There are various advantages of soft sensors in the monitoring and control of industrial processes:
They provide more insight into the process through catching the information hidden in data;
They provide enhanced monitoring and control of industrial processes with the consequences of reducing environmental impact, enhancing productivity and energy efficiency, and improving business profitability through decreasing the production cost related to off-specification products;
They can be simply implemented on existing hardware. Moreover, on-line model identification algorithms can be utilized to adapt the model when plant characteristics change; and
They entail little or no capital costs such as installation cost, commissioning and management of the required infrastructure.

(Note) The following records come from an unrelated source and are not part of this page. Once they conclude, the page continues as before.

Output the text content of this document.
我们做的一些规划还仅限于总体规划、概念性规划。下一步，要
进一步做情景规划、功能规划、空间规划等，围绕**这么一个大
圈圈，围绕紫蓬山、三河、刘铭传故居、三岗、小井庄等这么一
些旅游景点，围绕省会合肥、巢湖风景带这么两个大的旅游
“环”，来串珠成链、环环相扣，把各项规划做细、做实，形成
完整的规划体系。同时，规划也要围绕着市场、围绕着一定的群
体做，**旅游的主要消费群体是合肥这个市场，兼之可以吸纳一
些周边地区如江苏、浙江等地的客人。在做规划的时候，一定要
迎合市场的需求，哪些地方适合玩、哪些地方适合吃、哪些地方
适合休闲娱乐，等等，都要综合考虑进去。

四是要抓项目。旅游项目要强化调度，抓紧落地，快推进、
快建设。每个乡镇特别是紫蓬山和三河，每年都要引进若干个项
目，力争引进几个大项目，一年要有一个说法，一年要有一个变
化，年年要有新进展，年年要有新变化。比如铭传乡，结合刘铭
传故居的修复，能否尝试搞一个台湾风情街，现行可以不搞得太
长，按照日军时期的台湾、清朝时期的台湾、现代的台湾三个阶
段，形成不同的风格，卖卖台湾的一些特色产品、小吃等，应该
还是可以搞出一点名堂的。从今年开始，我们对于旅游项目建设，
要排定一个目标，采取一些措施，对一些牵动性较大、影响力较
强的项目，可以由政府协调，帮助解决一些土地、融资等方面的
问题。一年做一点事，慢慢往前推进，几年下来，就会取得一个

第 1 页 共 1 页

The design of soft sensors can be either by utilizing grey or black box identification approaches or on the basis of an analytical model. In the development of data-driven empirical model, least squares regression has been widely used. Nevertheless, when numerous input variables are used, this technique can become ineffective due to the strongly correlated nature of process variables. For instance, distillation column tray temperatures are closely correlated to each other and change together in the same pattern. Using linear regression techniques on such highly correlated process data leads to numerical errors due to close to singularity in the data covariance matrix. The common approach for tackling correlation problems is to select a few appropriate variables which are less correlated from each other [
17,
18,
19]. However, this simple technique is not optimal because the information in the discarded measurements might enhance the model performance.
Brosilow and co-workers [
17,
18] introduced a composition estimator called the Brosilow Estimator in which flow rates and temperatures were used for predicting unmeasured disturbance and then the estimated disturbances were utilized to predict product compositions. However, in recent years, product composition estimators have been designed using partial least squares regression (PLS) [
20,
21]. Mejdell and Skogested [
22] compared three linear model-based composition estimators of a binary distillation column. They briefed that good control performance might be reached with the steady state PCR (principal component regression) estimator. They found that the performance of the steady state PCR estimator is nearly good as the dynamic Kalman filter. Zhang [
23,
24] developed an inferential feedback control strategy for binary distillation composition control using PCR and PLS models. In these works, both top and bottom compositions are estimated via multiple tray temperature measurements and the estimated top and bottom product compositions are then used as feedback control signals.